21. the technology for the production of the tunning that is selected from down group, described group by ethanol, lactic acid, 3-hydroxyl-propionic acid, vinylformic acid, acetic acid, succsinic acid, citric acid, oxysuccinic acid, fumaric acid, amino acid, 1,3-propane-glycol, ethene, glycerine, butanols, beta-lactam antibiotics and cynnematin are formed, and described technology comprises:

(a) with in the claim 1 to 18 in each definition cell and can use wood sugar and/or show that the cell that the direct isomery of wood sugar is turned to the ability of xylulose comes fermention medium, described substratum contains pectinose source and wood sugar source at least, thereby every kind of cell can both be tunning with pectinose and/or wood-sugar fermentation; Alternatively

(b) reclaim described tunning.

22. according to the technology of claim 20 or 21, wherein said substratum also contains the glucose source.

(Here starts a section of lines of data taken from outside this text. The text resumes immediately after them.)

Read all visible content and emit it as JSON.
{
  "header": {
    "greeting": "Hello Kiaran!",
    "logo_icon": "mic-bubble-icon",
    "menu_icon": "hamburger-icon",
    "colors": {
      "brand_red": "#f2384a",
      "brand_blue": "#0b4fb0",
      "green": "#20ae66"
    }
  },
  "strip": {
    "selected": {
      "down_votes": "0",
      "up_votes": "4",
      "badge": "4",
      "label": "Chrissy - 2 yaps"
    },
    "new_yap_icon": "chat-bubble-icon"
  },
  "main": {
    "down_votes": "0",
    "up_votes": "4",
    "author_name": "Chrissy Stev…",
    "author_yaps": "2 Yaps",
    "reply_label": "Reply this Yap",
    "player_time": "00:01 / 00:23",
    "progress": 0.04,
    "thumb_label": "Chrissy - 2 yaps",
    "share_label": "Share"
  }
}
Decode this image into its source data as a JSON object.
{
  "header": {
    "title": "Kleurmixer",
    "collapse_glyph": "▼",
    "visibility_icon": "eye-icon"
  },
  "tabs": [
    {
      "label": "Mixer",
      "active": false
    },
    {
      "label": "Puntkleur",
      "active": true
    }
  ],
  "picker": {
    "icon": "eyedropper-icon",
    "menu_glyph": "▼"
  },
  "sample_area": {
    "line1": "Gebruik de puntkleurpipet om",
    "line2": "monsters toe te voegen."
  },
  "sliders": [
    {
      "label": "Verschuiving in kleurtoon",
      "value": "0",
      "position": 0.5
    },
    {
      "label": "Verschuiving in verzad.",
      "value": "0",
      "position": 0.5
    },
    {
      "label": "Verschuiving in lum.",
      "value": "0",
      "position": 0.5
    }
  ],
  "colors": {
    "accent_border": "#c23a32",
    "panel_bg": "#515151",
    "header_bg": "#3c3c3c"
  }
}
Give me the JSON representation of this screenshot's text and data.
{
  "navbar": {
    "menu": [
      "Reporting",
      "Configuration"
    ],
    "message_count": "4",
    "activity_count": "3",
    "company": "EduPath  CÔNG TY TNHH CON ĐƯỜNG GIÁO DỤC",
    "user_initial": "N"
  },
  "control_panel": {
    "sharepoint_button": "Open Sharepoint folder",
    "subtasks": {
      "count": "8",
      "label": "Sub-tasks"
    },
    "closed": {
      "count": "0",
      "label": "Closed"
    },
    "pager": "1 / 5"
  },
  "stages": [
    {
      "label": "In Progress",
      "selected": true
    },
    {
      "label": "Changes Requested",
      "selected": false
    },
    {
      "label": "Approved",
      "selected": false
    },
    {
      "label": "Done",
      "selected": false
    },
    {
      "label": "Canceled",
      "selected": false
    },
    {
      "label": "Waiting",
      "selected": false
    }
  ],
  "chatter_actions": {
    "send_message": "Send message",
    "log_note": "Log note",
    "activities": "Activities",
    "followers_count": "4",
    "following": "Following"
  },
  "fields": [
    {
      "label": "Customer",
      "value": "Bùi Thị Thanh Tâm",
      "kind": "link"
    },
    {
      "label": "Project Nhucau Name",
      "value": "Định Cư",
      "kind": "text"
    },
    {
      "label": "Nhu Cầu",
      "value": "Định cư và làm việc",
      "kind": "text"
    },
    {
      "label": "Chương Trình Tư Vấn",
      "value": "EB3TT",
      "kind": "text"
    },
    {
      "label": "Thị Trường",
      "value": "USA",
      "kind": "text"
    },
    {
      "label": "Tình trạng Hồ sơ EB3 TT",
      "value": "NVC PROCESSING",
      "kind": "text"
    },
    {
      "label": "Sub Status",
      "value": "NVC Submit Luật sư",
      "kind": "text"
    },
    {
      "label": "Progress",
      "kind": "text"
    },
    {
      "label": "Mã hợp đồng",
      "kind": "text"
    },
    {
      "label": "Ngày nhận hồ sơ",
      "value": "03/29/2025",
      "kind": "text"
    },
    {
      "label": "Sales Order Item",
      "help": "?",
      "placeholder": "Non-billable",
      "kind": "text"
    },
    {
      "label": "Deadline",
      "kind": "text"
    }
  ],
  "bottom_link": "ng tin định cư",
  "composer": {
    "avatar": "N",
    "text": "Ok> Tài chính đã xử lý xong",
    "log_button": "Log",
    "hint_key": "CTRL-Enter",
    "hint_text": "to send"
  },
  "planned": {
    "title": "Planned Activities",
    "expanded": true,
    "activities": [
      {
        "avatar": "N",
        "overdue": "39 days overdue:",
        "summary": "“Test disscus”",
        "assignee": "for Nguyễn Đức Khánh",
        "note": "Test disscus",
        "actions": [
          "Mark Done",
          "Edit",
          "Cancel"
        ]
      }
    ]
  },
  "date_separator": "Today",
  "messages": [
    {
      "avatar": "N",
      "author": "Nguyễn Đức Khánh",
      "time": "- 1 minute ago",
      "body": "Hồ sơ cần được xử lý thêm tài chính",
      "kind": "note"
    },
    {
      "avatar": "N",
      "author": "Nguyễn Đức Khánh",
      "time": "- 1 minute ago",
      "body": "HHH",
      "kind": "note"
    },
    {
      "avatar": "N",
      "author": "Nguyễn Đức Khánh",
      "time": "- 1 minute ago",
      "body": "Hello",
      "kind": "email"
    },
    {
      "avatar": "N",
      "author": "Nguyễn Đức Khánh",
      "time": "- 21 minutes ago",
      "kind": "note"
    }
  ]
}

23. according to each technology in the claim 20 to 22, wherein said tunning is ethanol.

24. according to the technology of claim 23, wherein said ethanol volume production power is every liter of 0.5g ethanol at least per hour.

25. according to the technology of claim 23 or 24, wherein said alcohol yied is at least 30%.

26. according to each technology in the claim 20 to 25, wherein said technology is anaerobism.

27. according to each technology in the claim 20 to 25, wherein said technology is aerobic, preferably carries out under the limited condition of oxygen.